Earlier in April, the Canmore route 5 split into a 5c (Cougar Creek) and 5t (Three Sisters) to improve service on both sides of the Trans-Canada Highway. Banff will also introduce fare free transit for residents on May 20.

The BVRTSC board also passed a motion to annually review driver compensation in an attempt to address what has been a struggle in some years to find seasonal drivers.

With the majority of businesses in the Bow Valley struggling to hire staff, Roam is no different. Bean said the service will have enough drivers for its routes but may have to tap into voluntary overtime.

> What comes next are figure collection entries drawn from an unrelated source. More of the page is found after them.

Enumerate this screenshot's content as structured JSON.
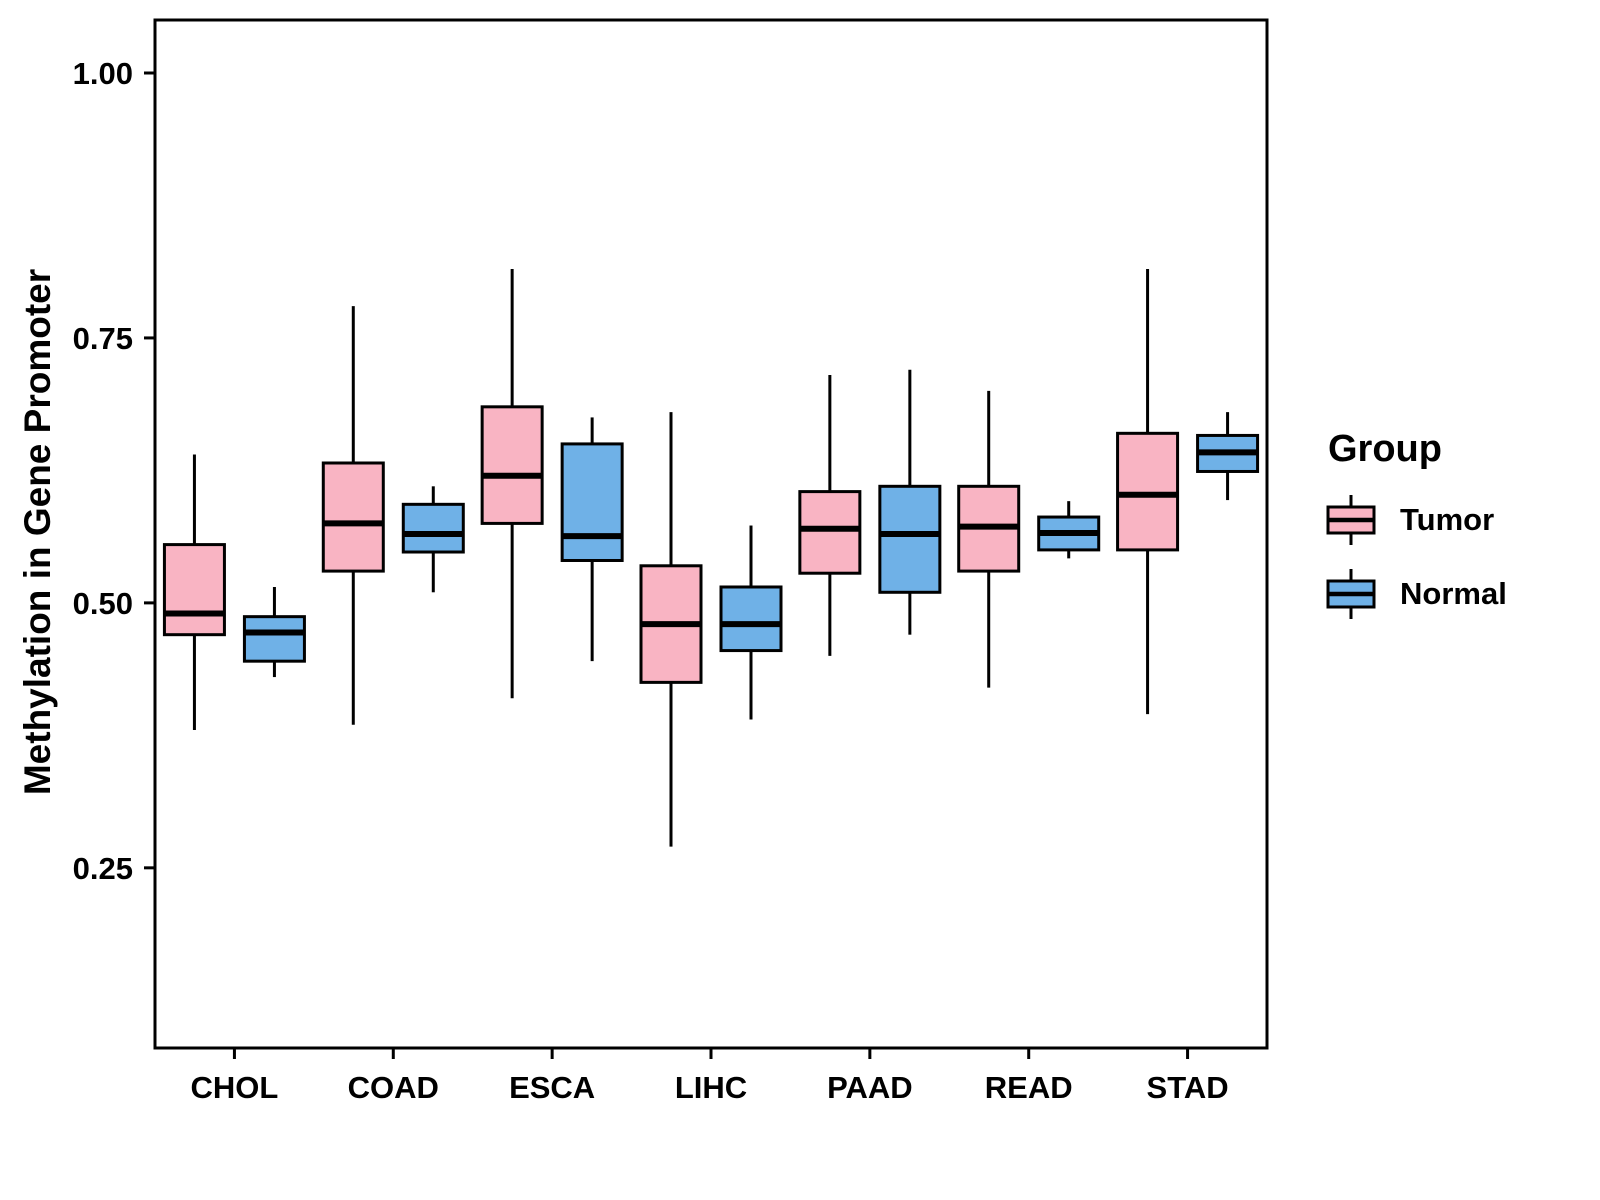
{
  "chart_data": {
    "type": "boxplot",
    "title": "",
    "xlabel": "",
    "ylabel": "Methylation in Gene Promoter",
    "categories": [
      "CHOL",
      "COAD",
      "ESCA",
      "LIHC",
      "PAAD",
      "READ",
      "STAD"
    ],
    "ylim": [
      0.08,
      1.05
    ],
    "yticks": [
      {
        "v": 0.25,
        "label": "0.25"
      },
      {
        "v": 0.5,
        "label": "0.50"
      },
      {
        "v": 0.75,
        "label": "0.75"
      },
      {
        "v": 1.0,
        "label": "1.00"
      }
    ],
    "grid": false,
    "legend_position": "right",
    "legend": {
      "title": "Group",
      "entries": [
        {
          "label": "Tumor",
          "color": "#F9B4C3"
        },
        {
          "label": "Normal",
          "color": "#6FB1E7"
        }
      ]
    },
    "box_format": "[whisker_low, q1, median, q3, whisker_high]",
    "series": [
      {
        "name": "Tumor",
        "color": "#F9B4C3",
        "boxes": [
          [
            0.38,
            0.47,
            0.49,
            0.555,
            0.64
          ],
          [
            0.385,
            0.53,
            0.575,
            0.632,
            0.78
          ],
          [
            0.41,
            0.575,
            0.62,
            0.685,
            0.815
          ],
          [
            0.27,
            0.425,
            0.48,
            0.535,
            0.68
          ],
          [
            0.45,
            0.528,
            0.57,
            0.605,
            0.715
          ],
          [
            0.42,
            0.53,
            0.572,
            0.61,
            0.7
          ],
          [
            0.395,
            0.55,
            0.602,
            0.66,
            0.815
          ]
        ]
      },
      {
        "name": "Normal",
        "color": "#6FB1E7",
        "boxes": [
          [
            0.43,
            0.445,
            0.472,
            0.487,
            0.515
          ],
          [
            0.51,
            0.548,
            0.565,
            0.593,
            0.61
          ],
          [
            0.445,
            0.54,
            0.563,
            0.65,
            0.675
          ],
          [
            0.39,
            0.455,
            0.48,
            0.515,
            0.573
          ],
          [
            0.47,
            0.51,
            0.565,
            0.61,
            0.72
          ],
          [
            0.542,
            0.55,
            0.566,
            0.581,
            0.596
          ],
          [
            0.597,
            0.624,
            0.642,
            0.658,
            0.68
          ]
        ]
      }
    ]
  }
}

Last summer saw many drivers come over from tourism-related driving, but with services back up and running, it was less so this year. Bean said drivers in large cities can make $40 or more an hour, while those for tourism companies can make significantly more than with Roam with a wage and tips.

Joanna McCallum, the board’s chair, said by annually reviewing driver wages it “builds trust” between the employee and employer to keep an “open, clear and conducive to a good relationship.”

At an April 13 media conference in Calgary, Premier Jason Kenney said it was a necessity to help transit services that were heavily impacted by the pandemic.

“Transit systems took a financial beating during the pandemic with a significant loss in ridership as people worked from home and businesses cut back on staff or completely shut down," he said. "This funding will keep buses and trains moving to meet increased demand as we recover from the pandemic.”

More than half of the funding – $82.3 million – is going to Calgary Transit, which was projected to have an $89 million revenue shortfall this year.  The City of Edmonton is receiving $66.9 million.

The funding is doled out to 26 municipalities, including nearby Cochrane, Airdrie, Rocky View County and Okotoks.

“It’s obviously very welcome news and it feels like Roam’s been leading the charge with good news lately, so really happy to hear about this,” said Banff Mayor Corrie DiManno, who is a commission member representing the Town of Banff.

The 1.16 million is broken up between the three member municipalities with 44 per cent ($507,286) for Banff, 36 per cent ($414,878) for Canmore and 21 per cent ($240,257) for Improvement District No. 9.

“The pandemic created challenges for all and every part of life and transit’s been no exception," Bean said. "Our focus continues to be keeping service levels convenient and consistent while ensuring safety for our passengers and our staff."